Que reste-t-il aujourd’hui de lui, hormis son nom ? Il faut lire l’excellente postface de l’album. « En réalité, son œuvre telle que nous la connaissons de nos jours est une sorte de construction. Car de son vivant, Nerval n’aura publié qu’un seul ouvrage, son Voyage en Orient. Tout le reste, il l’a écrit pour des journaux ou des revues. La renommée de Nerval est assez récente finalement. Il n’a été très longtemps connu que des spécialistes. Il était par exemple impensable d’imaginer de petits écoliers apprendre par cœur El Desdichado, et encore moins lire Les Filles du feu avant la Seconde Guerre mondiale ».

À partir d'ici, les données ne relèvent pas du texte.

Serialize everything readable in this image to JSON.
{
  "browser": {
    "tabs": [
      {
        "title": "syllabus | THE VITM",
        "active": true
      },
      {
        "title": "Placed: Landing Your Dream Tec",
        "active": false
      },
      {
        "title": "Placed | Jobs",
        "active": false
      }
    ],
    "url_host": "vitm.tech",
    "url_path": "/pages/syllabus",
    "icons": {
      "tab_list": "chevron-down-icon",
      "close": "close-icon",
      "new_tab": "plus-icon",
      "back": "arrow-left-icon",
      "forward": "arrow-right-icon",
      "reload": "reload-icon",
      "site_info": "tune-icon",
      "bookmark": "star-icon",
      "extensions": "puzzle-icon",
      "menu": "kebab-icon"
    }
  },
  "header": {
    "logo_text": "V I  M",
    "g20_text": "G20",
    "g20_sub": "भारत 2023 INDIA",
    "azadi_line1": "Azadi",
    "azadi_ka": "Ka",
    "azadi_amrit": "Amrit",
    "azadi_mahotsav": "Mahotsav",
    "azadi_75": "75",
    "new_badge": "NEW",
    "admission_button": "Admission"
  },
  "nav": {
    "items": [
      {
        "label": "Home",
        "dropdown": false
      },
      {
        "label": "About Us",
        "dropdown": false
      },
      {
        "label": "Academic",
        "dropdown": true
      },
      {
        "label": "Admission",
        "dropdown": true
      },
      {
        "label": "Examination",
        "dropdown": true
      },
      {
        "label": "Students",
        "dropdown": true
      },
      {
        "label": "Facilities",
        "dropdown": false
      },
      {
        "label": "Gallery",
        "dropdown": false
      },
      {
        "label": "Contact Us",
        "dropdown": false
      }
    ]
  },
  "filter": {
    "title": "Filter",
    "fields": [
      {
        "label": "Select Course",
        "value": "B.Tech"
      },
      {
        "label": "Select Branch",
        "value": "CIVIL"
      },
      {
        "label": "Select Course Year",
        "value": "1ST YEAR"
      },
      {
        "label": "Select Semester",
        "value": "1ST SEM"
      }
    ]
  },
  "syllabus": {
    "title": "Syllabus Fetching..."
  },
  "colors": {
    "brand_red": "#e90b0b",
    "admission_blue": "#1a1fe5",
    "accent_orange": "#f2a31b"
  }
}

Après avoir redonné vie à Gérard de Nerval et, pourquoi pas, inciter à une redécouverte de ses écrits, Vandermeulen et Casanave vont se remettre au travail avec une biographie d’Edgar Allan Poe. Casanave travaille aussi sur une vie d’Alfred Jarry avec Rodolphe au scénario pour janvier prochain. On n’oublie pas La Petite Bédéthèque des savoirs dirigée par Vandermeulen au Lombard : « Les prochains albums à venir sortiront en octobre. Il s’agira des Abeilles, avec au dessin Jean Solé et aux textes Yves Le Conte, directeur de la section abeilles de L’INRA. Le second titre parlera des Zombies, il a été dessiné par Richard Guérineau et scénarisé par l’anthropologue et médecin légiste Philippe Charlier. Il y a actuellement une bonne douzaine de titres qui sont en préparation, avec des sujets toujours aussi hétéroclites : Le Libéralisme, Les Roms, L’Adolescence, La Bible, Les Théories du Complot, Le Grand Banditisme. Sortira en octobre également le dernier volet de ma trilogie La Passion des Anabaptistes avec Ambre au dessin, chez 6 pieds sous terre. Une intégrale des trois volumes sortira simultanément ».